[jira] [Created] (LIVY-504) Pyspark sqlContext behavior does not my spark shell

Adam Bronte (JIRA) Tue, 28 Aug 2018 13:54:17 -0700

Adam Bronte created LIVY-504:
--------------------------------

             Summary: Pyspark sqlContext behavior does not my spark shell
                 Key: LIVY-504
                 URL: https://issues.apache.org/jira/browse/LIVY-504
             Project: Livy
          Issue Type: Bug
          Components: Core
    Affects Versions: 0.5.0
         Environment: AWS EMR 5.16.0
            Reporter: Adam Bronte



On 0.5.0 I'm seeing inconsistent behavior through Livy regarding the spark 
context and sqlContext compared to the pyspark shell.

For example running this through the pyspark shell works:
{code:java}
[root@ip-10-0-0-32 ~]# pyspark
Python 2.7.14 (default, May 2 2018, 18:31:34)
[GCC 4.8.5 20150623 (Red Hat 4.8.5-11)] on linux2
Type "help", "copyright", "credits" or "license" for more information.
18/08/28 18:50:37 WARN Client: Neither spark.yarn.jars nor spark.yarn.archive 
is set, falling back to uploading libraries under SPARK_HOME.
Welcome to
____ __
/ __/__ ___ _____/ /__
_\ \/ _ \/ _ `/ __/ '_/
/__ / .__/\_,_/_/ /_/\_\ version 2.3.1
/_/

Using Python version 2.7.14 (default, May 2 2018 18:31:34)
SparkSession available as 'spark'.
>>> from pyspark.sql import SQLContext
>>> my_sql_context = SQLContext.getOrCreate(sc)
>>> df = my_sql_context.read.parquet('s3://my-bucket/mydata.parquet')
>>> print(df.count())
67556724
{code}
But through Livy, the same code throws an exception
{code:java}
from pyspark.sql import SQLContext
my_sql_context = SQLContext.getOrCreate(sc)
df = my_sql_context.read.parquet('s3://my-bucket/mydata.parquet')

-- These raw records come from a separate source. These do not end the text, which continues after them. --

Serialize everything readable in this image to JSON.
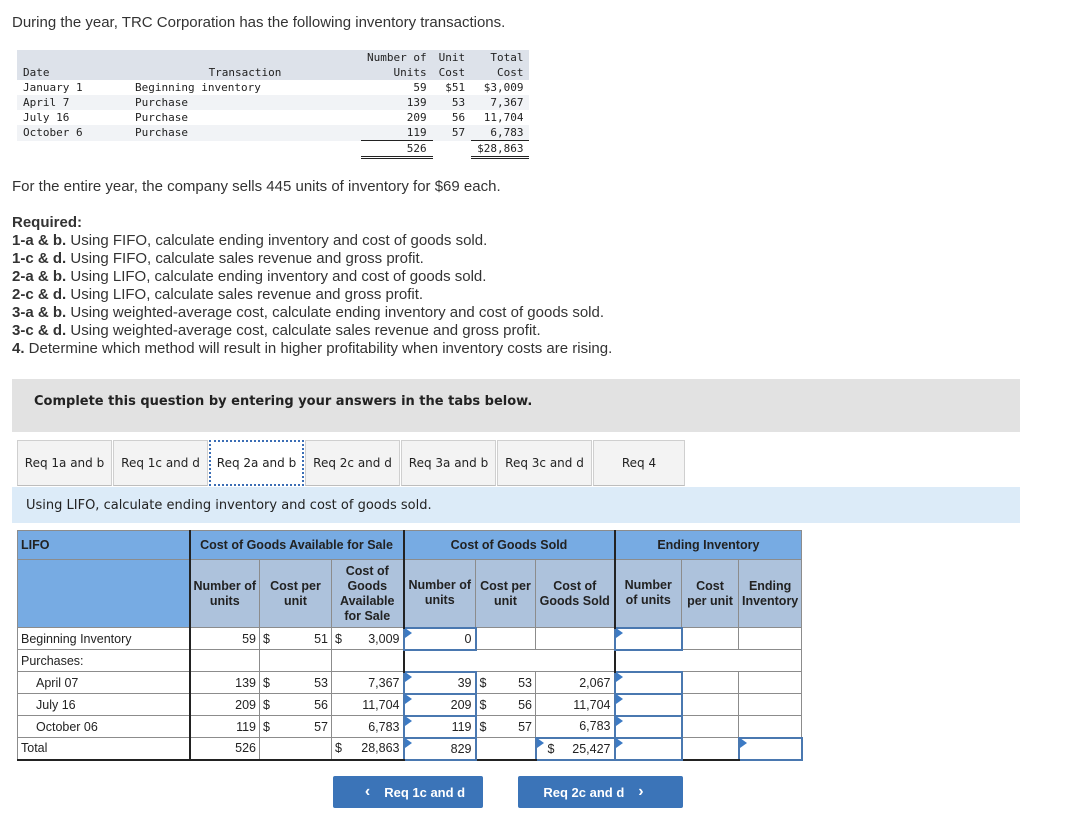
{
  "intro": "During the year, TRC Corporation has the following inventory transactions.",
  "inventory_table": {
    "headers": {
      "date": "Date",
      "transaction": "Transaction",
      "units_top": "Number of",
      "units": "Units",
      "unit_cost_top": "Unit",
      "unit_cost": "Cost",
      "total_cost_top": "Total",
      "total_cost": "Cost"
    },
    "rows": [
      {
        "date": "January 1",
        "transaction": "Beginning inventory",
        "units": "59",
        "unit_cost": "$51",
        "total_cost": "$3,009"
      },
      {
        "date": "April 7",
        "transaction": "Purchase",
        "units": "139",
        "unit_cost": "53",
        "total_cost": "7,367"
      },
      {
        "date": "July 16",
        "transaction": "Purchase",
        "units": "209",
        "unit_cost": "56",
        "total_cost": "11,704"
      },
      {
        "date": "October 6",
        "transaction": "Purchase",
        "units": "119",
        "unit_cost": "57",
        "total_cost": "6,783"
      }
    ],
    "total_units": "526",
    "total_cost": "$28,863"
  },
  "sells_text": "For the entire year, the company sells 445 units of inventory for $69 each.",
  "required": {
    "heading": "Required:",
    "items": [
      {
        "label": "1-a & b.",
        "text": " Using FIFO, calculate ending inventory and cost of goods sold."
      },
      {
        "label": "1-c & d.",
        "text": " Using FIFO, calculate sales revenue and gross profit."
      },
      {
        "label": "2-a & b.",
        "text": " Using LIFO, calculate ending inventory and cost of goods sold."
      },
      {
        "label": "2-c & d.",
        "text": " Using LIFO, calculate sales revenue and gross profit."
      },
      {
        "label": "3-a & b.",
        "text": " Using weighted-average cost, calculate ending inventory and cost of goods sold."
      },
      {
        "label": "3-c & d.",
        "text": " Using weighted-average cost, calculate sales revenue and gross profit."
      },
      {
        "label": "4.",
        "text": " Determine which method will result in higher profitability when inventory costs are rising."
      }
    ]
  },
  "banner": "Complete this question by entering your answers in the tabs below.",
  "tabs": [
    "Req 1a and b",
    "Req 1c and d",
    "Req 2a and b",
    "Req 2c and d",
    "Req 3a and b",
    "Req 3c and d",
    "Req 4"
  ],
  "active_tab": "Req 2a and b",
  "instruction": "Using LIFO, calculate ending inventory and cost of goods sold.",
  "grid": {
    "method": "LIFO",
    "group_headers": {
      "available": "Cost of Goods Available for Sale",
      "cogs": "Cost of Goods Sold",
      "ending": "Ending Inventory"
    },
    "sub_headers": {
      "avail_units": "Number of units",
      "avail_cost": "Cost per unit",
      "avail_total": "Cost of Goods Available for Sale",
      "cogs_units": "Number of units",
      "cogs_cost": "Cost per unit",
      "cogs_total": "Cost of Goods Sold",
      "end_units": "Number of units",
      "end_cost": "Cost per unit",
      "end_total": "Ending Inventory"
    },
    "currency": "$",
    "beginning": {
      "label": "Beginning Inventory",
      "avail_units": "59",
      "avail_cost": "51",
      "avail_total": "3,009",
      "cogs_units": "0",
      "end_units": ""
    },
    "purchases_label": "Purchases:",
    "purchases": [
      {
        "label": "April 07",
        "avail_units": "139",
        "avail_cost": "53",
        "avail_total": "7,367",
        "cogs_units": "39",
        "cogs_cost": "53",
        "cogs_total": "2,067",
        "end_units": ""
      },
      {
        "label": "July 16",
        "avail_units": "209",
        "avail_cost": "56",
        "avail_total": "11,704",
        "cogs_units": "209",
        "cogs_cost": "56",
        "cogs_total": "11,704",
        "end_units": ""
      },
      {
        "label": "October 06",
        "avail_units": "119",
        "avail_cost": "57",
        "avail_total": "6,783",
        "cogs_units": "119",
        "cogs_cost": "57",
        "cogs_total": "6,783",
        "end_units": ""
      }
    ],
    "total": {
      "label": "Total",
      "avail_units": "526",
      "avail_total": "28,863",
      "cogs_units": "829",
      "cogs_total": "25,427",
      "end_units": "",
      "end_total": ""
    }
  },
  "nav": {
    "prev": "Req 1c and d",
    "next": "Req 2c and d"
  }
}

'JavaMember' object has no attribute 'read'
Traceback (most recent call last):
  File "/usr/lib/spark/python/lib/pyspark.zip/pyspark/sql/context.py", line 
433, in read
    return DataFrameReader(self)
  File "/usr/lib/spark/python/lib/pyspark.zip/pyspark/sql/readwriter.py", line 
70, in __init__
    self._jreader = spark._ssql_ctx.read()
AttributeError: 'JavaMember' object has no attribute 'read'{code}
Also trying to use the default initialized sqlContext throws the same error
{code:java}
df = my_sql_context.read.parquet('s3://my-bucket/mydata.parquet')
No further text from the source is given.